After reading some docs I finally can answer my own question.
Basically I had a misunderstanding.
It is important to know the "TLS Record Protocol". This protcol is the base of TLS and is always used. At the beginning for the Handshake and at the end when the Handshake finished and the data is transmitted over TLS (when using HTTPS this is HTTP).
(taken from the German Wikipedia article on TLS; CC-BY-SA 3.0)
However at the beginning there is obviously no encryption or HMAC the client and server can use to secure the exchanged messages as they have not agreed on using a cipher yet (this is done in the Handshake).
So they have to use a cipher without any encryption and integrity protection. This is TLS_NULL_WITH_NULL_NULL.
After the record layer is initialized with this cipher, which basically offers no protection, the handshake can begin.

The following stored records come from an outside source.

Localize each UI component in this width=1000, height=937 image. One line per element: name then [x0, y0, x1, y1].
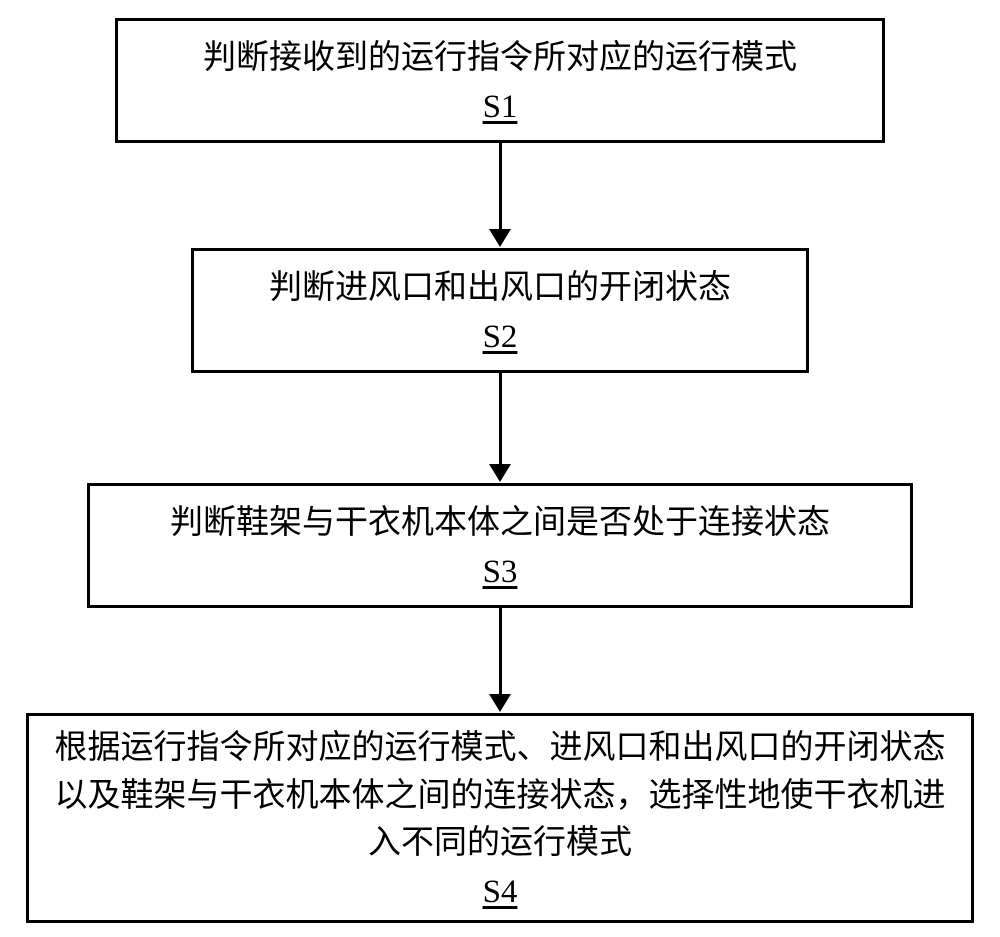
- flowchart-step-s1: 判断接收到的运行指令所对应的运行模式 S1: [115, 18, 885, 143]
- step-label: S3: [483, 554, 518, 591]
- step-text: 判断鞋架与干衣机本体之间是否处于连接状态: [170, 500, 830, 548]
- flowchart-step-s4: 根据运行指令所对应的运行模式、进风口和出风口的开闭状态以及鞋架与干衣机本体之间的…: [26, 713, 974, 923]
- step-label: S2: [483, 319, 518, 356]
- step-text: 判断进风口和出风口的开闭状态: [269, 265, 731, 313]
- arrow-s3-s4: [489, 608, 511, 712]
- step-label: S1: [483, 89, 518, 126]
- step-text: 判断接收到的运行指令所对应的运行模式: [203, 35, 797, 83]
- flowchart-step-s2: 判断进风口和出风口的开闭状态 S2: [191, 248, 809, 373]
- step-text: 根据运行指令所对应的运行模式、进风口和出风口的开闭状态以及鞋架与干衣机本体之间的…: [49, 725, 951, 869]
- step-label: S4: [483, 874, 518, 911]
- arrow-s2-s3: [489, 373, 511, 482]
- flowchart-step-s3: 判断鞋架与干衣机本体之间是否处于连接状态 S3: [87, 483, 913, 608]
- arrow-s1-s2: [489, 143, 511, 247]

So the hello messages of client and server are therefore unprotected and an attacker can tamper with them.
To protect the whole process the Finished messages (which are exchanged at the end of the handshake) contain a hash (HMAC) of all previous sent messages and therefore allow client and server to verify the integrity of these messages.
In SSL 3.0 up to TLS 1.1 a combination of MD5 and SHA-1 is used. In TLS 1.2 the HMAC defined in the cipher is used. Further details are explained here.

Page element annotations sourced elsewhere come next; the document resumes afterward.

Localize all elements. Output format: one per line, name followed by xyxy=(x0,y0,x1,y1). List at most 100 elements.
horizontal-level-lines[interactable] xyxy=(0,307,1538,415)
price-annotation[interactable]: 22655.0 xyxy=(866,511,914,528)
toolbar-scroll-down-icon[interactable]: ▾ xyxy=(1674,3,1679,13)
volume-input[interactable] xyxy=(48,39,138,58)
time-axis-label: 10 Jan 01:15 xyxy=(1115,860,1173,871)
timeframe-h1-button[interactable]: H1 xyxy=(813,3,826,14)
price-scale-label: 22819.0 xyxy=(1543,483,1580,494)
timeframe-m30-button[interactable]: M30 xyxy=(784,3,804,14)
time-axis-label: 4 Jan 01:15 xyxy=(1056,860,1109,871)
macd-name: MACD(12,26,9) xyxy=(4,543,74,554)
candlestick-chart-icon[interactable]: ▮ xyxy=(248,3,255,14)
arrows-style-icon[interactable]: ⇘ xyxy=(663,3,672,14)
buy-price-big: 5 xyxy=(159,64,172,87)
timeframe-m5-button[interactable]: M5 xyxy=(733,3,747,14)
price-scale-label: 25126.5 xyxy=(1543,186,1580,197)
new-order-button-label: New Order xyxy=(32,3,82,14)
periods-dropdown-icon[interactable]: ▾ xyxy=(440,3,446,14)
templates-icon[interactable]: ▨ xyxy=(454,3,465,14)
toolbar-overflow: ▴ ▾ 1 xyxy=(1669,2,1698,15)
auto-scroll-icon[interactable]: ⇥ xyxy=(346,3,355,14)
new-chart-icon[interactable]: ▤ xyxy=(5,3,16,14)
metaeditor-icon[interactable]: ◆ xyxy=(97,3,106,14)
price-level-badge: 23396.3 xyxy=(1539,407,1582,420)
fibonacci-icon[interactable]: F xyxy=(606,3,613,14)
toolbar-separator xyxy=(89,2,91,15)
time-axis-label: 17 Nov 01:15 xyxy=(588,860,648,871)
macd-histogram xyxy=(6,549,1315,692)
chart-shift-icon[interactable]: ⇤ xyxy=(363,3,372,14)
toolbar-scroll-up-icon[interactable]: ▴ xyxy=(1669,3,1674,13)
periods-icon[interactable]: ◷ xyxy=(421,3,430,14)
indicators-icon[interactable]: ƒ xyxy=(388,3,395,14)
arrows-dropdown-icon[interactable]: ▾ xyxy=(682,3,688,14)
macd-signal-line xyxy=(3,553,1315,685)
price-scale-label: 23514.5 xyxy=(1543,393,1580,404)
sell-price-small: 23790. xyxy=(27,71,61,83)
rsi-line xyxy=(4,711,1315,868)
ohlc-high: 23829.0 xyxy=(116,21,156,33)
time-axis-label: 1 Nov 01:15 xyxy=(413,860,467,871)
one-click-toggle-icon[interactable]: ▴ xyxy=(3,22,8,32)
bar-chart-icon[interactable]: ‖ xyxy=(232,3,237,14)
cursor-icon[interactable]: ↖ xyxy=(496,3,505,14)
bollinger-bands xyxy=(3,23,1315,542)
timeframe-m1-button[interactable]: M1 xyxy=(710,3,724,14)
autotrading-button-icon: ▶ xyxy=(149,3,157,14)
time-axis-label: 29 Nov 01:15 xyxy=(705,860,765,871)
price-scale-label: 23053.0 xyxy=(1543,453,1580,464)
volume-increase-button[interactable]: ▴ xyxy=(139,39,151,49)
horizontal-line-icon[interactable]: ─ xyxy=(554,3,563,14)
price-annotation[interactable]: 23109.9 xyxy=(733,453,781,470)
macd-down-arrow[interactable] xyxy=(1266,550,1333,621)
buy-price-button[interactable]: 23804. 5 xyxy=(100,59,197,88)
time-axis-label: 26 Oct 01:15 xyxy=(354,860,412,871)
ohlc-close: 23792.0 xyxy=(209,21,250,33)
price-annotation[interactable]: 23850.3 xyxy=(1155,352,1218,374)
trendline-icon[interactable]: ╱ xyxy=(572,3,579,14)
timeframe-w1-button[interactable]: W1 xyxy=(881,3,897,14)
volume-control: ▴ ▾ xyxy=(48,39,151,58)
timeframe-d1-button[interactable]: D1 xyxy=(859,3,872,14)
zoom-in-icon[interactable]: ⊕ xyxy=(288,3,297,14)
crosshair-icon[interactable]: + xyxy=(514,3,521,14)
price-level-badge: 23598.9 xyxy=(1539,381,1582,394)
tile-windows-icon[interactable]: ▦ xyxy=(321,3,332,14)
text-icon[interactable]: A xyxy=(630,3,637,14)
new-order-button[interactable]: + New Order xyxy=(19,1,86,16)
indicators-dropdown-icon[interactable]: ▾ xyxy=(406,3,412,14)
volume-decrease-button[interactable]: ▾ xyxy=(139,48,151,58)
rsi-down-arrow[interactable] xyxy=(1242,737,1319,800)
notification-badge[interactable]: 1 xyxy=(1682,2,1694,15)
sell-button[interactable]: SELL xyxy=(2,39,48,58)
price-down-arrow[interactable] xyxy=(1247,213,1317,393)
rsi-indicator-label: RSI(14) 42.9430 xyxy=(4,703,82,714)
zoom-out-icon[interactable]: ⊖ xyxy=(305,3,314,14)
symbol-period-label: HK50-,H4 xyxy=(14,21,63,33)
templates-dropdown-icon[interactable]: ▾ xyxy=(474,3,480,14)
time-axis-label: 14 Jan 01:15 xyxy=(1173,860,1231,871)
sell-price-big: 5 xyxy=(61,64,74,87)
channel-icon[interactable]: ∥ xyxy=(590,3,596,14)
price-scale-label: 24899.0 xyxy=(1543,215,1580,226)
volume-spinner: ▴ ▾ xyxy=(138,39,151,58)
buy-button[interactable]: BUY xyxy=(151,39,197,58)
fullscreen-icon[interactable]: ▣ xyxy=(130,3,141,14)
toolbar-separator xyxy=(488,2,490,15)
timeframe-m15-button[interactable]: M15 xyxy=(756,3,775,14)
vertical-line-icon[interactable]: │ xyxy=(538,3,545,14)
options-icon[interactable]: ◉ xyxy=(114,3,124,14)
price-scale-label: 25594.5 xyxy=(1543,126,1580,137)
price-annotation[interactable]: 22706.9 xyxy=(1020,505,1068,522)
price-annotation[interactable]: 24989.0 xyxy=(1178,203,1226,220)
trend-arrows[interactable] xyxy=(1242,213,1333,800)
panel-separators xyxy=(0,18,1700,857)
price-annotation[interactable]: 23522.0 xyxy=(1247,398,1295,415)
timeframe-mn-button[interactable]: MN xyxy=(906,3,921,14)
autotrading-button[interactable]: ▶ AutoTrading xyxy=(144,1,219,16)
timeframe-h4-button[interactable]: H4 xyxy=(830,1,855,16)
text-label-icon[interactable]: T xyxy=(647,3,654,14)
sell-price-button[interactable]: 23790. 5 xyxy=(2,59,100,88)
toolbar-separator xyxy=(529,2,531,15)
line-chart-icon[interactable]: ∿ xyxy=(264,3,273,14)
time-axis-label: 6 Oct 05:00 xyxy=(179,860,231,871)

The issue is that the key used in the HMAC and the HMAC itself can be weak. E.g. could the HMAC be using a MD5 hash (as in the SLOTH attack against TLS 1.2).
This was also explained by the discoverer of the SLOTH attack (specifically look a slide 8).
They conclude:
The TLS downgrade protection mechanism
itself depends on downgradeable parameters.
- hence, the only fix is to find and disable all weak
parameters: groups, curves, mac algorithms,...
How the downgrade attacks on EXPORT ciphers work in detail is explained in this answer.